Children are immersed in vocabulary and ambitious discussion across the curriculum in order that they may use language to communicate with clarity, precision and creativity.
- Pupils are taught reading skills through systematic phonics, focussed guided sessions and class reading activities.
- Teachers model reading daily with a shared class text.
- Pupils are immersed in challenging, rich texts of all genres (fiction and non-fiction – in all its breadth).
- Skills are taught in context in order to give children control and choice over their writing and always with the reader in mind.
- The skills for writing are taught rigorously and with secure subject knowledge.
- Vocabulary is high profile across the curriculum and is taught both explicitly and implicitly.
- Reading areas are engaging and inviting and are high profile in classrooms and across the school as a whole.
- Spelling is taught systematically and consistently before the point of writing (phonics and spelling patterns), at the point of writing (‘have a go’ strategies, use of dictionary skills) and after the point of writing (proofreading).
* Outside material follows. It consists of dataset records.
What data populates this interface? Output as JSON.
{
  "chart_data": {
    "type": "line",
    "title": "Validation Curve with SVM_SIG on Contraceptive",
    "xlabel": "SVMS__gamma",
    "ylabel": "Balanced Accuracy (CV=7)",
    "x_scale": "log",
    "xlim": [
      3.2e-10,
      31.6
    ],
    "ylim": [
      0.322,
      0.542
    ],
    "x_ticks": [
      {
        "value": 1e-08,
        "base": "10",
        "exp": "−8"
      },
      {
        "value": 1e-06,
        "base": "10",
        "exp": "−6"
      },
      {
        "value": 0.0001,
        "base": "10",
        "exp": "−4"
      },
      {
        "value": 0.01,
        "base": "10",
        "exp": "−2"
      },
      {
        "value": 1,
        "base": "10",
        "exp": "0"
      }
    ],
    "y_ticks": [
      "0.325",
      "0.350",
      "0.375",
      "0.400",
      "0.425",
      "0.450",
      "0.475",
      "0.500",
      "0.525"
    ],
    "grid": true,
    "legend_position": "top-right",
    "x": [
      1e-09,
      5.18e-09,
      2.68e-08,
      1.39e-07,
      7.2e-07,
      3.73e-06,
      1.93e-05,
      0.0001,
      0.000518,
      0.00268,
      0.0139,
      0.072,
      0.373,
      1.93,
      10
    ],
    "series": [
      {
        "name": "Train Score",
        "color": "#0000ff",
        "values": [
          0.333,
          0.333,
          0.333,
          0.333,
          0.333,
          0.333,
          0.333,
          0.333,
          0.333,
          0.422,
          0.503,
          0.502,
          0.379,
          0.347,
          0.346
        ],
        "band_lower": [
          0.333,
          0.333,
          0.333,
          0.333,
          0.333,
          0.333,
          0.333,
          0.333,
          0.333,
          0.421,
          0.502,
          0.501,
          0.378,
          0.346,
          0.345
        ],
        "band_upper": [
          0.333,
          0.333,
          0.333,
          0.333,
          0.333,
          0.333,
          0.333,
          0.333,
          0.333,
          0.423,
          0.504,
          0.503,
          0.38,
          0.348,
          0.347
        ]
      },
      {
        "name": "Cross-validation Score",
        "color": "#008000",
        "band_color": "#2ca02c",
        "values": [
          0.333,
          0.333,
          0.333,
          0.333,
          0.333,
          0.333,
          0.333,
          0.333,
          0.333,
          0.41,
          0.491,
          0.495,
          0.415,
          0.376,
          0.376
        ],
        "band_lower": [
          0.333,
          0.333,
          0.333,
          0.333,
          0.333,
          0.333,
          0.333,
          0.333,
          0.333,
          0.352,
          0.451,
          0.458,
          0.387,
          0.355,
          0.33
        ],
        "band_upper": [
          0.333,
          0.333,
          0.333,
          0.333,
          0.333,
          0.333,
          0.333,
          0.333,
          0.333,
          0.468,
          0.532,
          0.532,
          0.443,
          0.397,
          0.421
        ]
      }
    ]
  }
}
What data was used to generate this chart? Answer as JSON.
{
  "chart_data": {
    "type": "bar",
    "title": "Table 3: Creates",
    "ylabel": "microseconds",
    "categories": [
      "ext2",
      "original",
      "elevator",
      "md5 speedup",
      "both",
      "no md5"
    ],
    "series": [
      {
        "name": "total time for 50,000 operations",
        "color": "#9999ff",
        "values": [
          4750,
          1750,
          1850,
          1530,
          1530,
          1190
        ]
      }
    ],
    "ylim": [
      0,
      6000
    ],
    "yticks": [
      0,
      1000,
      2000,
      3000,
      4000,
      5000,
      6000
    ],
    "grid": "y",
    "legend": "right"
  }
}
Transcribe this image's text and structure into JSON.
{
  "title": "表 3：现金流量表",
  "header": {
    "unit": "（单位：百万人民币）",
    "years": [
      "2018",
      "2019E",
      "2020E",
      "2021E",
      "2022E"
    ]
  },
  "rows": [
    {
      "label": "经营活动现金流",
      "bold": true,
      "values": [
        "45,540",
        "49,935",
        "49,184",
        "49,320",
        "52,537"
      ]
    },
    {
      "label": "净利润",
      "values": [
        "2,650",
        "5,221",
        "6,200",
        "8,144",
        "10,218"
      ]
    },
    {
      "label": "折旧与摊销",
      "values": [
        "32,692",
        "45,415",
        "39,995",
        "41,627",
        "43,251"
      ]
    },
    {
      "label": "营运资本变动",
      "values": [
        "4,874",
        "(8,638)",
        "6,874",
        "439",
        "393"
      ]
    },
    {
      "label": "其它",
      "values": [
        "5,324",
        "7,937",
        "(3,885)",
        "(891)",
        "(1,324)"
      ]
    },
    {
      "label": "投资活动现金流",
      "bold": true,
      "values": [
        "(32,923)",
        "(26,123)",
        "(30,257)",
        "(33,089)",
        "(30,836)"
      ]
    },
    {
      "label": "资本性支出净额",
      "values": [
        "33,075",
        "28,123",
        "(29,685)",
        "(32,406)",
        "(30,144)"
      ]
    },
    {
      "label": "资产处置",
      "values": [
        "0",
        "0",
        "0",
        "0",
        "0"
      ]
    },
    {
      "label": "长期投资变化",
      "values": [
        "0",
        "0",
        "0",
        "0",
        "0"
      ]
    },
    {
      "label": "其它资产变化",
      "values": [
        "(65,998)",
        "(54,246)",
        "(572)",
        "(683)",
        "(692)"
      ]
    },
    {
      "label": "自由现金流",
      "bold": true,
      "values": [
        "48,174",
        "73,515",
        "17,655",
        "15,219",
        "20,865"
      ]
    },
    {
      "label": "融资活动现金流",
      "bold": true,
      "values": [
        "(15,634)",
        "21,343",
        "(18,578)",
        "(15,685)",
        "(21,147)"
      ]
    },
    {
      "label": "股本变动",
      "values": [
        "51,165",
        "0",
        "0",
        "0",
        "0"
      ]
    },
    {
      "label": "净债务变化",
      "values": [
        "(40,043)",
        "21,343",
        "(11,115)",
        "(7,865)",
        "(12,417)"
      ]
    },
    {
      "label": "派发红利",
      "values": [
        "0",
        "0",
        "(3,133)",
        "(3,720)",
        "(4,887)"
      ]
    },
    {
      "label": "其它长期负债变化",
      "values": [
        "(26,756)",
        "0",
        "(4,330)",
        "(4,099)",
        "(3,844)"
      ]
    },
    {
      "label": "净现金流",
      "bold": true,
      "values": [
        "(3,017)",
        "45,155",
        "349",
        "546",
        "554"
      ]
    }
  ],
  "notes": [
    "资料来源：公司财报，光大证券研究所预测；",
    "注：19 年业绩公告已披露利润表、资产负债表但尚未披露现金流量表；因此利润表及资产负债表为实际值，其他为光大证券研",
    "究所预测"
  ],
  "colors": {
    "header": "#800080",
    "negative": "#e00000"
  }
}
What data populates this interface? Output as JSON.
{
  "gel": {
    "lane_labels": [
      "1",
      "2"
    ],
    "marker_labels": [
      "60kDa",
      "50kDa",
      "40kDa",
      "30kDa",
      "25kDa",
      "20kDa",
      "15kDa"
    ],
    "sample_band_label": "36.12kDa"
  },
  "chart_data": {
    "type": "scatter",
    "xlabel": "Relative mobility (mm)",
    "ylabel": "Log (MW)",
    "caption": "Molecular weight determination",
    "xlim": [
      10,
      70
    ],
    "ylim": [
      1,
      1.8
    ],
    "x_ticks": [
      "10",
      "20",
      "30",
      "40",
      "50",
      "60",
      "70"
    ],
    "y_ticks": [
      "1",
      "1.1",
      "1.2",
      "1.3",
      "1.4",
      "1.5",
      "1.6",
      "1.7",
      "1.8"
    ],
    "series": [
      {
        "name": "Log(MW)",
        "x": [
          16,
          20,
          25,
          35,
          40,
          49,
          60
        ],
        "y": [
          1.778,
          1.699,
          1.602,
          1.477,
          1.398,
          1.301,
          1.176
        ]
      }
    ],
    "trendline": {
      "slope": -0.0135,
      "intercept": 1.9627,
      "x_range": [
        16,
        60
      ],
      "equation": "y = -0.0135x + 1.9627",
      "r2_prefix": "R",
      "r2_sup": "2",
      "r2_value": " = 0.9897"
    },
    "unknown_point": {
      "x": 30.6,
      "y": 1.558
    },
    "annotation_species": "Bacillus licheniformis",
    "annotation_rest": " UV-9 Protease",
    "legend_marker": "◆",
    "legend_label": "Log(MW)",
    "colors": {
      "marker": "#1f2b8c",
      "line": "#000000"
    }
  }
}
- Handwriting is explicitly taught and there are clear expectations as children progress through the school.
- High quality talk is high priority across the school and all staff model a correct use of standard English and encourage challenging language use in all contexts.
- The curriculum is purposeful, creative and consistent and children have many opportunities to use the English skills they have been taught.
- Children enjoy reading and discussing challenging texts in classes, groups and independently. They develop a love of reading that stays with them for life.
- Writing is purposeful and with a clear outcome. Children are involved in collaborative discussions in deciding what an effective piece of writing looks like and these ‘effects’ shape the teaching sequence.
- Children have a broad and balanced vocabulary, they speak articulately and are confident to share their ideas and opinions in a range of forums.
- There is a cycle of teach, practise, assess and refine.
- Expectations of all children are high and appropriate support is planned to help all children make at least good progress.
- Staff are confident in selecting texts to best meet the demands of the class and in planning to meet gaps with pace. Texts are also chosen to inspire and engage all children.